Dalle "Letter from America" di Alistair Cooke all'America di Trump, cosa proveremo a raccontarvi con questo blog

"Non se ne può più della guerra, perché non ci inventiamo qualcosa di nuovo? Racconta tutte le cose che racconti a me quando ci vediamo: la storia del gelato, i bambini americani, la magia dell'autunno nel New England..."

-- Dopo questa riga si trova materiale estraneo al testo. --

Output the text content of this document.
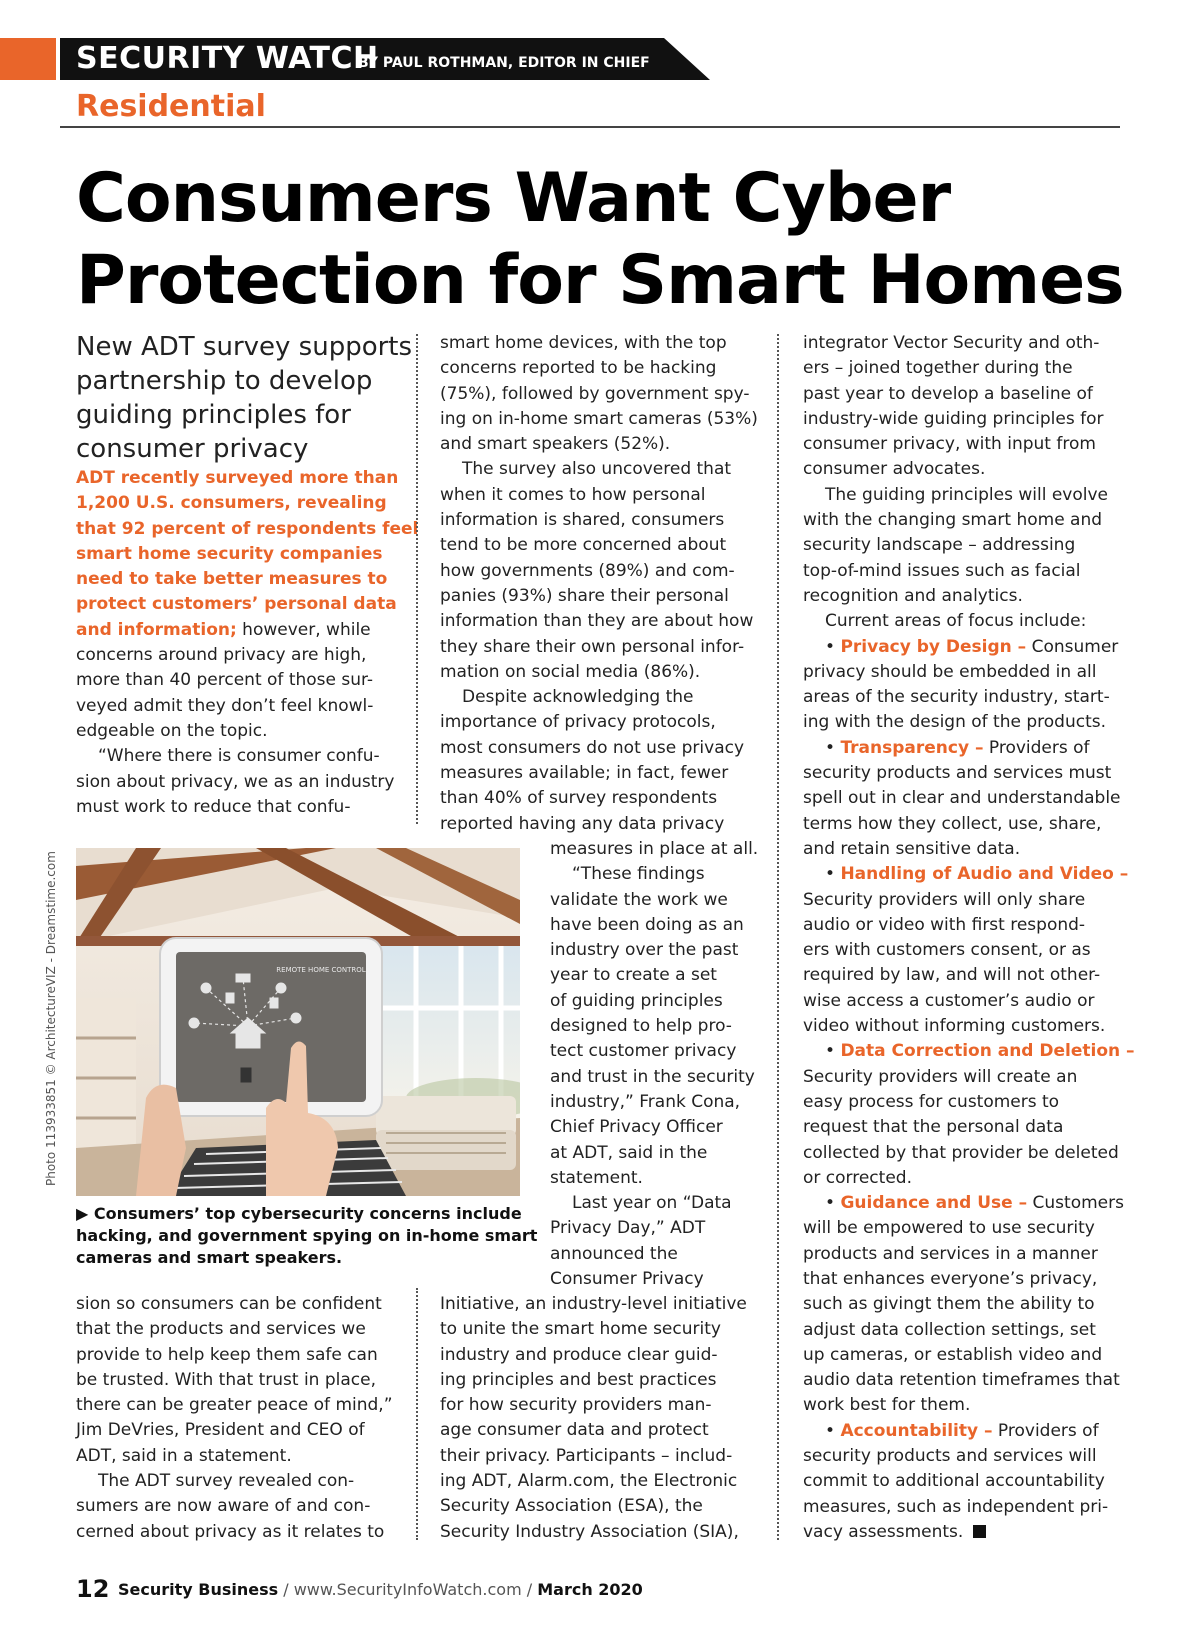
SECURITY WATCH
BY PAUL ROTHMAN, EDITOR IN CHIEF
Residential
Consumers Want Cyber
Protection for Smart Homes
New ADT survey supports
partnership to develop
guiding principles for
consumer privacy
ADT recently surveyed more than
1,200 U.S. consumers, revealing
that 92 percent of respondents feel
smart home security companies
need to take better measures to
protect customers’ personal data
and information; however, while
concerns around privacy are high,
more than 40 percent of those sur-
veyed admit they don’t feel knowl-
edgeable on the topic.
“Where there is consumer confu-
sion about privacy, we as an industry
must work to reduce that confu-
sion so consumers can be confident
that the products and services we
provide to help keep them safe can
be trusted. With that trust in place,
there can be greater peace of mind,”
Jim DeVries, President and CEO of
ADT, said in a statement.
The ADT survey revealed con-
sumers are now aware of and con-
cerned about privacy as it relates to
smart home devices, with the top
concerns reported to be hacking
(75%), followed by government spy-
ing on in-home smart cameras (53%)
and smart speakers (52%).
The survey also uncovered that
when it comes to how personal
information is shared, consumers
tend to be more concerned about
how governments (89%) and com-
panies (93%) share their personal
information than they are about how
they share their own personal infor-
mation on social media (86%).
Despite acknowledging the
importance of privacy protocols,
most consumers do not use privacy
measures available; in fact, fewer
than 40% of survey respondents
reported having any data privacy
measures in place at all.
“These findings
validate the work we
have been doing as an
industry over the past
year to create a set
of guiding principles
designed to help pro-
tect customer privacy
and trust in the security
industry,” Frank Cona,
Chief Privacy Officer
at ADT, said in the
statement.
Last year on “Data
Privacy Day,” ADT
announced the
Consumer Privacy
Initiative, an industry-level initiative
to unite the smart home security
industry and produce clear guid-
ing principles and best practices
for how security providers man-
age consumer data and protect
their privacy. Participants – includ-
ing ADT, Alarm.com, the Electronic
Security Association (ESA), the
Security Industry Association (SIA),
integrator Vector Security and oth-
ers – joined together during the
past year to develop a baseline of
industry-wide guiding principles for
consumer privacy, with input from
consumer advocates.
The guiding principles will evolve
with the changing smart home and
security landscape – addressing
top-of-mind issues such as facial
recognition and analytics.
Current areas of focus include:
• Privacy by Design – Consumer
privacy should be embedded in all
areas of the security industry, start-
ing with the design of the products.
• Transparency – Providers of
security products and services must
spell out in clear and understandable
terms how they collect, use, share,
and retain sensitive data.
• Handling of Audio and Video –
Security providers will only share
audio or video with first respond-
ers with customers consent, or as
required by law, and will not other-
wise access a customer’s audio or
video without informing customers.
• Data Correction and Deletion –
Security providers will create an
easy process for customers to
request that the personal data
collected by that provider be deleted
or corrected.
• Guidance and Use – Customers
will be empowered to use security
products and services in a manner
that enhances everyone’s privacy,
such as givingt them the ability to
adjust data collection settings, set
up cameras, or establish video and
audio data retention timeframes that
work best for them.
• Accountability – Providers of
security products and services will
commit to additional accountability
measures, such as independent pri-
vacy assessments.
REMOTE HOME CONTROL
Photo 113933851 © ArchitectureVIZ - Dreamstime.com
▶ Consumers’ top cybersecurity concerns include
hacking, and government spying on in-home smart
cameras and smart speakers.
12 Security Business / www.SecurityInfoWatch.com / March 2020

Era il 1946 quando l'allora direttore del servizio nazionale della BBC fece questa proposta al suo già valido corrispondente dagli Stati Uniti da più di 10 anni: Alistair Cooke. Poche settimane dopo iniziò 'Letter From America' (Lettera dall'America), uno dei più longevi programmi radiofonici della storia. Cooke confezionò 2869 lettere fino al 2004. Si ritirò a 95 anni, un mese prima di morire nella sua New York. Il programma settimanale, di appena quindici minuti ha costituito una cerniera culturale fondamentale per unire le due sponde dell'Atlantico. Con il suo tono rassicurante e la sua prosa letteraria e accattivante ha saputo raccontare e far conoscere per oltre 50 anni la politica, la cultura, lo sport, la società e soprattutto gli uomini e le donne d'America diventando un simbolo di una tradizione giornalistica non di parte, ma dalla parte del reale, dei fatti. Con idee chiare, ma che mai eccedevano nella partigianeria, nell'ideologia. Cooke, se ne esistesse uno, sarebbe sicuramente da ascrivere nel tempio della professione giornalistica e dal suo esempio nasce la scelta del titolo di questo blog che, certo, non ha la presunzione di poter eguagliare né per spessore dei contenuti, né tantomeno per longevità vette così inarrivabili, ma vuole provare ad essere un punto di vista e di osservazione diverso sugli Stati Uniti, nel solco di quella tradizione di fedeltà agli eventi e al sentire delle persone che Cooke ha saputo tracciare con eleganza e profondità.

Come quando nel 1975 raccontava nella sua Lettera dell'11 luglio degli accordi di Helsinki, tra l'allora Unione Sovietica e il blocco dei paesi occidentali. I Presidenti di riferimento erano Gerald Ford per gli Stati Uniti e Leonid Breznev per l'U.R.S.S. Quegli accordi, da cui nacque l'OCSE (l'organizzazione per la cooperazione e lo sviluppo economico) segnarono il primo concreto risultato dell'era della distensione che portò all'allentamento e poi alla fine della Guerra Fredda, ma nelle ore immediatamente successive era difficile capire quali sarebbero stati i risvolti di quello storico vertice, come è complesso leggere ora i risultati dell'incontro di queste ultime ore a Helsinki tra Donald Trump e Vladimir Putin. Il primo bilaterale ufficiale tra Russia e Stati Uniti dopo anni di tensioni e frizioni è stato dominato da un unico argomento il Russiagate. Il Presidente americano si è rifiutato di dare apertamente ragione alla sua intelligence che da mesi sostiene che Mosca ha interferito con i suoi cyberattacchi nelle elezioni del 2016 e ha, invece, sottolineato che Putin ha sempre negato con forza le accuse di spionaggio complimentandosi anche per l'offerta fatta dal leader del Cremlino di fare interrogare i propri agenti sospettati dagli inquirenti americani. Una resa secondo i più critici osservatori democratici e non solo, un successo secondo Trump che continua a vedere l'inchiesta sul Russiagate come una caccia alle streghe, sostenendo l'importanza di riattivare relazioni e canali di dialogo con una potenza così importante e strategica come la Russia con cui sono molti e delicati i dossier in ballo: dalla non proliferazione nucleare, alla Siria fino alla Crimea su cui il Presidente americano ha confermato una posizione di condanna in linea con gli alleati della Nato. Per capire dove sta la ragione bisognerà però far depositare la polvere perché come spiegava Cooke ai suoi ascoltatori all'indomani degli accordi di Helsinki: " Potrebbe non essere un accordo di pace, ma uno strumento di resa [...]. Credo, però, che siamo ancora troppo vicini ai chirurghi, hanno appena finito di lavarsi e il tempo per parlarne sarà tra alcune settimane, forse mesi, quando potremmo vedere più chiaramente i sintomi post operatori e dire se il paziente è davvero un uomo nuovo o, invece, un uomo che resterà per sempre zoppo a causa di un'operazione fallita".